Abstract 18042: Induction of Cardiac Reprogramming Following Injury Through Delivery of a Single Factor, PHF7

Abstract

Direct reprogramming of resident cardiac fibroblasts into cardiomyocytes is an attractive strategy to restore cardiac function following myocardial infarction (MI). However, canonical and extensively studied reprogramming factors (e.g. Gata4, Mef2c, Tbx5) have shown to be ineffective in reprogramming adult human fibroblasts.
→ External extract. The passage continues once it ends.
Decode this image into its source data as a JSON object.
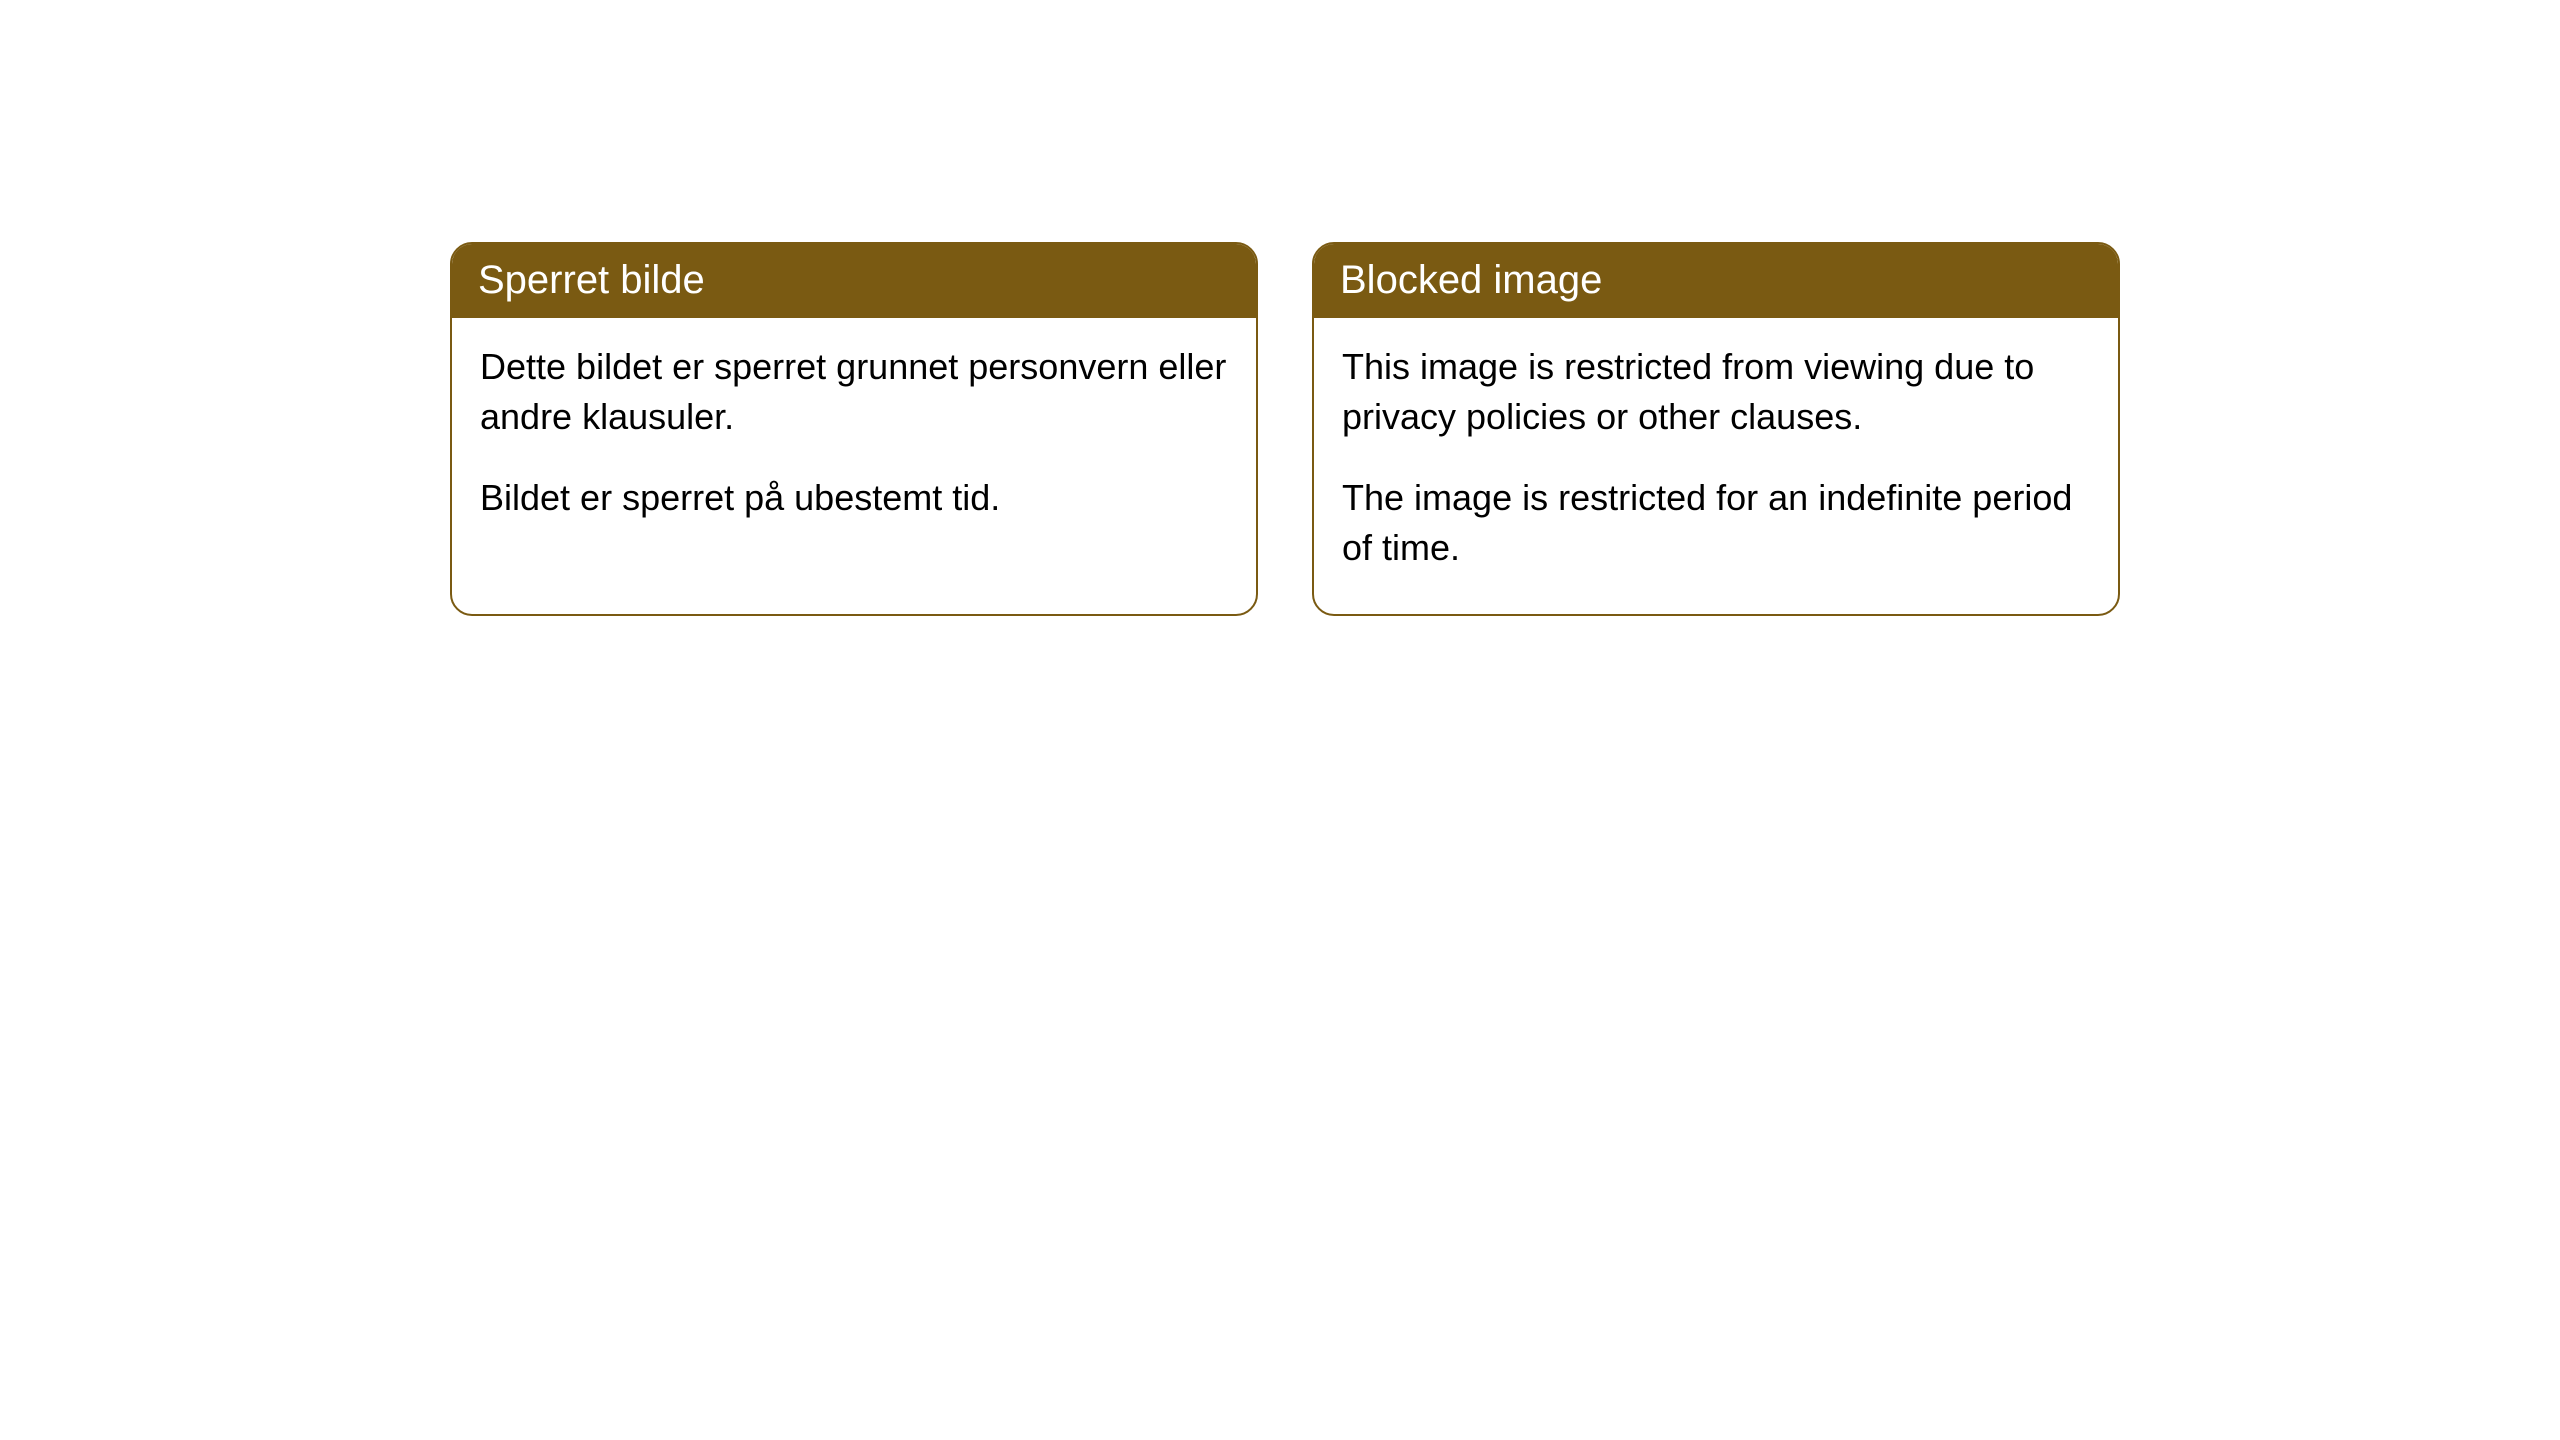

Furthermore, current human cocktails require an excess of factors, limiting the clinical translation and safety of this technology. Recently, we undertook a large screen of gene regulatory factors and identified the epigenetic factor PHF7 as the most potent activating factor of adult human fibroblast reprogramming, and described its ability to bind and modify chromatin accessibility at cardiac super enhancers. In this manuscript, we describe the ability of PHF7 to activate adult reprogramming in vitro in absence of canonical reprogramming factors, with PHF7, MEF2C, and TBX5 (PMT) or PHF7 and TBX5 (PT) alone. These minimalist PHF7 cocktails induced broad and unique cardiac transcriptomes in comparison to canonical cocktails. Importantly, when overexpressed in isolation in fibroblasts, PHF7 strongly activated expression of several cardiac transcription factors, establishing its role as a cardiac master regulator. When delivered to the mouse heart following MI, minimalist PHF7 cocktails were found to significantly recover cardiac function and decrease fibrotic scar formation. Interestingly, delivery of PHF7 alone following MI was sufficient to improve cardiac function and induce remodeling through activation of bona fide reprogramming events in vivo as determined by genetic tracing of the Postn MCM lineage. Here, we report for the first time the ability of a single reprogramming factor, PHF7, to induce fibroblast to cardiomyocyte reprogramming and recover cardiac function following injury in vivo.